SWRO plants have benefitted from the falling cost of membrane technology and from the downward trend in the cost of electricity in Saudi Arabia and the UAE, which now have the lowest cost of renewable electricity in the world. In recent tenders in Saudi Arabia and the UAE, we have seen water desalination prices fall dramatically, to below $0.30 per cubic metre from nearly $1.00 per cubic metre.

We view a plant's specific power consumption, which represents the conversion efficiency from sea water to potable water, as a key performance metric, similar to the heat rate factor in gas power plants. For offtakers, half of the water tariff is essentially the cost of the electricity used to desalinate the water. Therefore, a higher specific power consumption could weaken a plant's cash flows.

Several independent water providers (IWPs) are likely to refinance their existing debt in the capital markets by 2024. Although desalination plants are long-term projects, sponsors typically find it difficult to secure competitive long-term debt for water projects. Banks in the Middle East tend to increase capital requirements for long-term exposures. The mini-perm financing structure operates like a bridge to bond financing. Bond investors are thereby shielded from the construction risk, and although sponsors have an incentive to refinance their project debt a few years after commercial operations begin, IWPs avoid a hard obligation to refinance their debt.

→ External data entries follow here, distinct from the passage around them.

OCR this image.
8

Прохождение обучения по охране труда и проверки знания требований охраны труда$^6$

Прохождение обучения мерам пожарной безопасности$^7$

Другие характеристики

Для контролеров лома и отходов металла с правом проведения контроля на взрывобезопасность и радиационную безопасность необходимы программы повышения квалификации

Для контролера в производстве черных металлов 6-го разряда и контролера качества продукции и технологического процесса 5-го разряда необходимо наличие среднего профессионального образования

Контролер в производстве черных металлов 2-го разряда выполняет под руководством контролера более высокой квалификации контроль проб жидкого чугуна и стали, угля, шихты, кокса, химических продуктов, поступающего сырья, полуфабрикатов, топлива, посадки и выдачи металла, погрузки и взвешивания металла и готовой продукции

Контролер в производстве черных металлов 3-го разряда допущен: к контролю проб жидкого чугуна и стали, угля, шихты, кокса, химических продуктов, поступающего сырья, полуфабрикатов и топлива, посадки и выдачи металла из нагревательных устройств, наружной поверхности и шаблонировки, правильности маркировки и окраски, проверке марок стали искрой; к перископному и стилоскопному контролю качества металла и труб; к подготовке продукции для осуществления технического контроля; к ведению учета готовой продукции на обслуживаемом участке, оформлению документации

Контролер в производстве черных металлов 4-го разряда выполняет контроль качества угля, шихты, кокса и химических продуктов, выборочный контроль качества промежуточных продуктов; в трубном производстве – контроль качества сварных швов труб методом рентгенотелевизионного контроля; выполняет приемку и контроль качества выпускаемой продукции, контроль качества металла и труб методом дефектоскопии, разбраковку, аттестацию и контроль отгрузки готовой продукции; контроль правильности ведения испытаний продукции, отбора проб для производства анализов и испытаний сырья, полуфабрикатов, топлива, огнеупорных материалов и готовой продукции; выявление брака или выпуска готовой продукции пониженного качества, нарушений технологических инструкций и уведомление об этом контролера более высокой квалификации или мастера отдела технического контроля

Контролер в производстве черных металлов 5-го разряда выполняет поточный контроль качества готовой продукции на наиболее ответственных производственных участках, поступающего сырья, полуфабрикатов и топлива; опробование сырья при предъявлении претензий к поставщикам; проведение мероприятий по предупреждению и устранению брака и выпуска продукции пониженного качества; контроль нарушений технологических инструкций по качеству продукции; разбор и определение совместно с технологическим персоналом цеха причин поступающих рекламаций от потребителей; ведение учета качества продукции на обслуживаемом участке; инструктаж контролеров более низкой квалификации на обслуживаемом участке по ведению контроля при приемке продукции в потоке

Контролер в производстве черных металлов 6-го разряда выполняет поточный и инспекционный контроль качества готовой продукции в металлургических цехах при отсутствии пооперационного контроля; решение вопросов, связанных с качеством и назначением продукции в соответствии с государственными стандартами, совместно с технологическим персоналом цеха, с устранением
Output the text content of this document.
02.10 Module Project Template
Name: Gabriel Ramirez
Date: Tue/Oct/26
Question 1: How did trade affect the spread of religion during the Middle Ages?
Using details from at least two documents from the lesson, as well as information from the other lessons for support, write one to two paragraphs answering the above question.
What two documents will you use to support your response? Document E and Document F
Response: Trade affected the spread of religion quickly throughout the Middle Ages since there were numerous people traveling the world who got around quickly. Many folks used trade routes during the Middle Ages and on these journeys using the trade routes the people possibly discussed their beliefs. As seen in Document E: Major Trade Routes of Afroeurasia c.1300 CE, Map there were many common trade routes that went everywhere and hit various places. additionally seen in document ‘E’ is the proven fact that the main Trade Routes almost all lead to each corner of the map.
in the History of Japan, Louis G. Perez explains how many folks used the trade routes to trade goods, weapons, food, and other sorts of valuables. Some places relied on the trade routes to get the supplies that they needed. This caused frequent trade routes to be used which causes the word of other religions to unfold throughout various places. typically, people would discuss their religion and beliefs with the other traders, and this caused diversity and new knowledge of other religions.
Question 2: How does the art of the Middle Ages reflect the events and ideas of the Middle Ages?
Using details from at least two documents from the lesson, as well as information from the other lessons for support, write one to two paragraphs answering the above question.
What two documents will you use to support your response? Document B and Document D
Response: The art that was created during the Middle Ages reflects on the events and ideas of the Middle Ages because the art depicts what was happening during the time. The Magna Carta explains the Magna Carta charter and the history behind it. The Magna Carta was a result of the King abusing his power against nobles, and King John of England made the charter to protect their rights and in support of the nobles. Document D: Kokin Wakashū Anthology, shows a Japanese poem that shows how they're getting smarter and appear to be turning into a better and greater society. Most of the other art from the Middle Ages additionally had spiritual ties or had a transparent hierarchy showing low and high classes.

Given the number of transactions that will start commercial operations within the next 2 years in Saudi Arabia and UAE, we expect a number of sponsors to bring bonds to market to refinance their initial mini-perm debt. This will diminish banks’ exposure to this type of asset and create more liquidity for the upcoming SWRO pipeline.

SWRO can help meet the rising demand for fresh water, but the technology faces environmental challenges. Plant operators need to mitigate the harms by implementing appropriate measures. To ensure the brine does not damage the marine ecosystem, operators must run computer simulations to ensure water currents will spread the discharge across a wider area that isn't ecologically sensitive.